Une barre d’anspect qui se trouva fort à propos sous ma main, et dont je m’armai de suite, me permit de faire face au dogue, et nous sauva peut-être, Bertaud et moi, de ses cruelles morsures.

Seulement, l’animal, rendu plus furieux encore par cette résistance, redoubla à un tel point ses aboiements qu’il ne tarda pas à réveiller l’équipage : cinq ou six matelots parurent bientôt sur le pont. Dire l’étonnement dont ils furent saisis à notre aspect me serait impossible : ils durent nous prendre pour deux fantômes.
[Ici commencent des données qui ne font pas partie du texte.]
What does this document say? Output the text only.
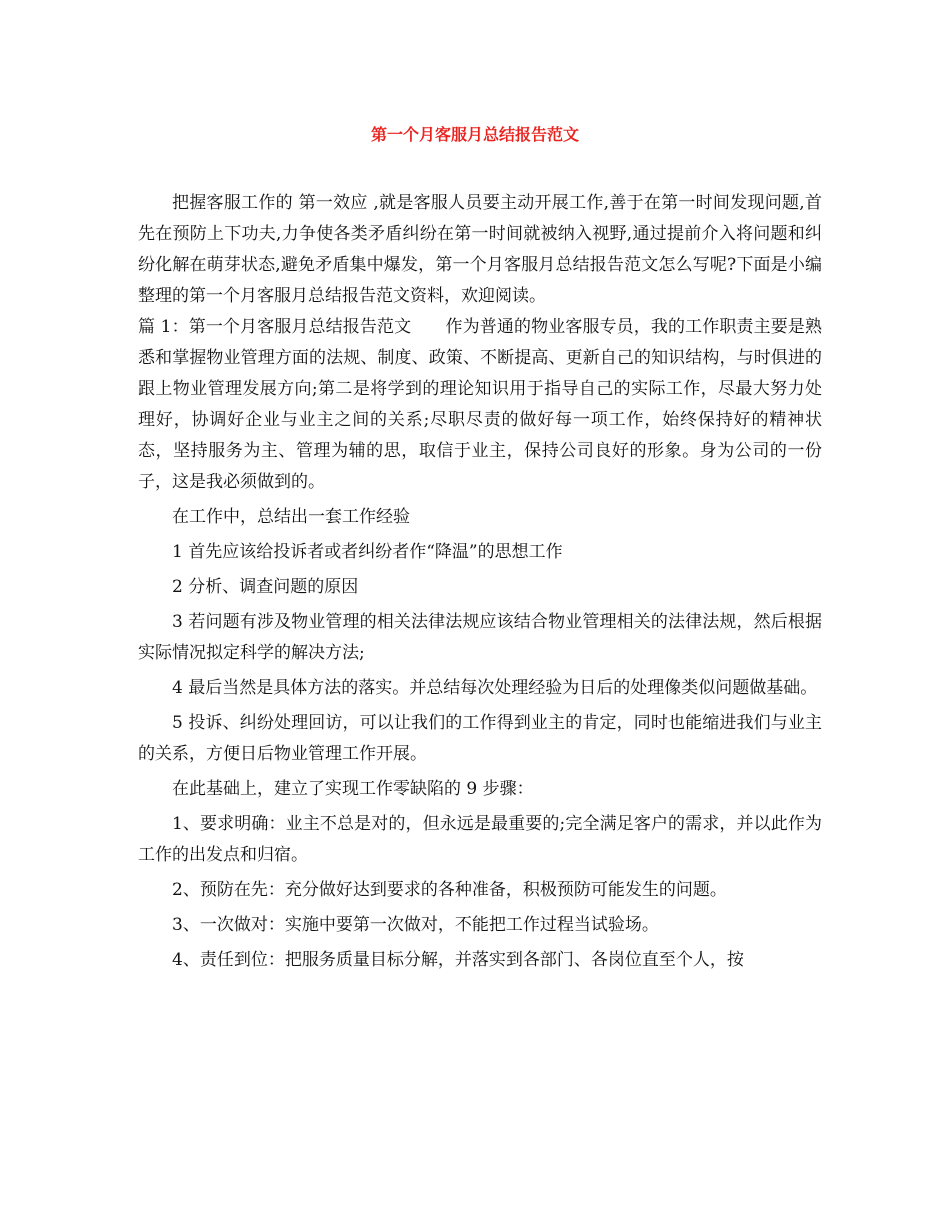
第一个月客服月总结报告范文

把握客服工作的 第一效应 ,就是客服人员要主动开展工作,善于在第一时间发现问题,首先在预防上下功夫,力争使各类矛盾纠纷在第一时间就被纳入视野,通过提前介入将问题和纠纷化解在萌芽状态,避免矛盾集中爆发，第一个月客服月总结报告范文怎么写呢?下面是小编整理的第一个月客服月总结报告范文资料，欢迎阅读。

篇 1：第一个月客服月总结报告范文　　作为普通的物业客服专员，我的工作职责主要是熟悉和掌握物业管理方面的法规、制度、政策、不断提高、更新自己的知识结构，与时俱进的跟上物业管理发展方向;第二是将学到的理论知识用于指导自己的实际工作，尽最大努力处理好，协调好企业与业主之间的关系;尽职尽责的做好每一项工作，始终保持好的精神状态，坚持服务为主、管理为辅的思，取信于业主，保持公司良好的形象。身为公司的一份子，这是我必须做到的。

在工作中，总结出一套工作经验

1 首先应该给投诉者或者纠纷者作“降温”的思想工作

2 分析、调查问题的原因

3 若问题有涉及物业管理的相关法律法规应该结合物业管理相关的法律法规，然后根据实际情况拟定科学的解决方法;

4 最后当然是具体方法的落实。并总结每次处理经验为日后的处理像类似问题做基础。

5 投诉、纠纷处理回访，可以让我们的工作得到业主的肯定，同时也能缩进我们与业主的关系，方便日后物业管理工作开展。

在此基础上，建立了实现工作零缺陷的 9 步骤：

1、要求明确：业主不总是对的，但永远是最重要的;完全满足客户的需求，并以此作为工作的出发点和归宿。

2、预防在先：充分做好达到要求的各种准备，积极预防可能发生的问题。

3、一次做对：实施中要第一次做对，不能把工作过程当试验场。

4、责任到位：把服务质量目标分解，并落实到各部门、各岗位直至个人，按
Je remarquai quant à moi avec un vif plaisir que ces matelots parlaient une langue qui m’était étrangère. Ce fait n’échappa pas non plus à Bertaud.

— Ce ne sont pas des Anglais, me dit-il ; nous sommes sauvés !

Cinq minutes après nous étions conduits auprès du capitaine.

— Qui êtes-vous ? demanda celui-ci en mauvais anglais.

— Des Français évadés des pontons, capitaine, lui répondis-je, qui, se fiant à votre humanité et à votre honneur, viennent vous demander un refuge.

— Vous êtes des évadés des pontons, misérables ! s’écria alors le capitaine. Et vous osez venir vous réfugier à mon bord, me demander l’hospitalité, à moi, un capitaine danois !… Vous êtes fous !

— Mais, capitaine, je ne sache pas que la France et le Danemark soient en guerre, lui répondis-je ; en tout cas, l’infortune est une religion pour les gens de cœur !… Que voulez-vous donc faire et quelles sont vos intentions ? Oseriez-vous nous refuser l’hospitalité jusqu’à demain ?

— Vous donner l’hospitalité ! répéta le Danois avec ébahissement. Vraiment, il n’y a que les Français capables d’une telle imprudence ! Quoi, vous vous figurez bonnement que je vais, moi, dont la nation est l’alliée de l’Angleterre, prendre parti contre cette puissance, notre bienfaitrice, en votre faveur ! J’admire votre audace…

J’étais tellement accablé de froid et de lassitude, et par conséquent si découragé, que je n’accueillis pas cette réponse avec toute l’indignation qu’elle eût dû m’inspirer.

— Mais, capitaine, repris-je humblement, notre qualité de Français ne fait rien à cela. Ne voyez en nous que de pauvres naufragés qui implorent de votre bonté quelques secours insignifiants pour vous, et qui, pour eux, sont tout. Faites-nous donner quelques vieilles hardes de rebut, permettez-nous de nous reposer une heure et prêtez-nous une de vos embarcations pour atteindre la terre : nous ne demandons pas autre chose de votre générosité.

— Des hardes, c’est-à-dire un travestissement… Mon embarcation… c’est-à-dire encore la liberté ! Ah ! vraiment, c’est trop drôle ! dit le capitaine en riant d’un air méchant. Vous voulez faire de moi un complice. Non, messieurs, tout ce que je puis pour vous, c’est de vous renvoyer immédiatement à bord du ponton que vous avez si lâchement déserté.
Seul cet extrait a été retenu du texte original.